The I Support You Movement is very aware that breastfeeding where there is no access to a safe water supply and sterilising equipment can be life saving. As Mums we are furious; by 2017 there should freaking well be clean water and sterilising equipment available for every baby and child on the planet, but sadly there is not. In those places, breastfeeding is the one of the only things that women can to do try to protect their babies and we are absolutely behind initiatives, such as World Breastfeeding Week, that highlight the importance of breastfeeding for children in areas with limited access to clean water.
In the UK however, things are a bit different and we want to focus on how World Breastfeeding Week went down here. We had hoped for something new and fresh but are left with the feeling that it’s gone a little stale, like yesterday’s loaf.
Today we live in an increasingly non-binary world, no longer is there a ‘norm’, we don’t have to be limited by our biology or by what is ‘natural’. Sexuality is to be celebrated within the bounds of consent, respect and personal preference. We strive to accept our differences, we celebrate them and we teach our children to stand up for the right to be different.
Yet World Breastfeeding Week 2017 asks us to champion the ‘norm’ and ‘natural’ and asexual.
We knew that a celebration of all infant feeding would be unlikely, but we had hoped for at least a celebration of breastfeeding. Instead negative attitudes towards breastfeeding were given a platform. We heard of children who found breastfeeding ‘yukky’. The thing is, children think broccoli is yukky, not because they have societally-driven pejorative messages about the yukkiness of broccoli but because they are children. Pretty much anything except Lego cards and Minecraft is yukky. Shining the spotlight on the old-fashioned, minority attitudes that we want to eradicate risks normalising them. Instead we should shout loudly about the laws that protect breastfeeding women and lay out our vision for the camaraderie and kindness that could be the future of infant feeding.

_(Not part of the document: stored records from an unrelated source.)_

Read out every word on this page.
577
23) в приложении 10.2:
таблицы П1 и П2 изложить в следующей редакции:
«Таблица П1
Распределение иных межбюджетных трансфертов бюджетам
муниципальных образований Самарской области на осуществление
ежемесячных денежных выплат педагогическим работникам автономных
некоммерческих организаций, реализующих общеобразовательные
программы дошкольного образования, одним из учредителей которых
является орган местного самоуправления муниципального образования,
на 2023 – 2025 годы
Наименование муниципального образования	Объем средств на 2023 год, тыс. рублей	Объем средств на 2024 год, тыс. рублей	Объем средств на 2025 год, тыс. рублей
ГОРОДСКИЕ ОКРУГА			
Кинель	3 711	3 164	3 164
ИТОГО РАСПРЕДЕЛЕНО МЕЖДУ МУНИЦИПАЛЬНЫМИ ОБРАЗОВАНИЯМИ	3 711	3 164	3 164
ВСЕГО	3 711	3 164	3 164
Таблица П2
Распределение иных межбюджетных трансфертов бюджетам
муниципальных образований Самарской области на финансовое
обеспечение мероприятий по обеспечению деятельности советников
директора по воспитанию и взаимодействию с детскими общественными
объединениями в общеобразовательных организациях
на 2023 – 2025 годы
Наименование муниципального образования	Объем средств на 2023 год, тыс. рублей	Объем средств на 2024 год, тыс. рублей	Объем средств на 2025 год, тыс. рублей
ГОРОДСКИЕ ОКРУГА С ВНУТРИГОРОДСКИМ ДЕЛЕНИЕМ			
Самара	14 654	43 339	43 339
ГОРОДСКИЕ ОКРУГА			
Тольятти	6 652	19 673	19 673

Infant formula and those who use it again faced the implication that they are uneducated, victims or active opponents of the ‘biological norm’. That their use of infant formula is risky and harmful and a result of ignorance. These attitudes won’t win people over but only alienate them further.
The phrase ‘more support’ is ubiquitous. More funding for more support, that’s all we need. But at a time where we can edit genomes and transplant entire faces, it is astonishing that we still know very little about the functioning of the human breast – and how to fix problems when things go wrong.
While societal pressures/barriers may well exist, the reason that women most frequently cite for early cessation of breastfeeding is pain – but there is shockingly little proper science about how to fix a sore nipple! When we can’t even decide on the what the incidence of undersupply is, whether it be temporary or chronic, how can we hope to address it? Estimates range from 2% to 44%, but again, the available research is sparse. As a result, peer support in its current form has struggled to show its worth and this needs to change.
Here’s what we propose at ISY:
The I Support You Movement wants every family to feel comforted, supported and confident in their infant feeding choices. Every time you go to feed your baby in public and at home you should feel like John Travolta in Saturday Night Fever. For us, this means following these three steps:
- Celebrate all families and feeding methods: not everyone has breasts, not everyone wants to or can breastfeed, not every baby can either. For some breastfeeding is a hard-won battle and for others it’s a dream. We should celebrate all of this; the new normal is that there is no normal.
- Prioritise funding to good quality research studies, targeting areas where we lack knowledge.
- Make a commitment to LISTEN to the women who are disappointed with their infant feeding services and address their complaints so that we can make things better.
Let’s make #WBW17 a lesson for next year; we need 2018 to be an Infant Feeding Week with real purpose and commitment and that starts now.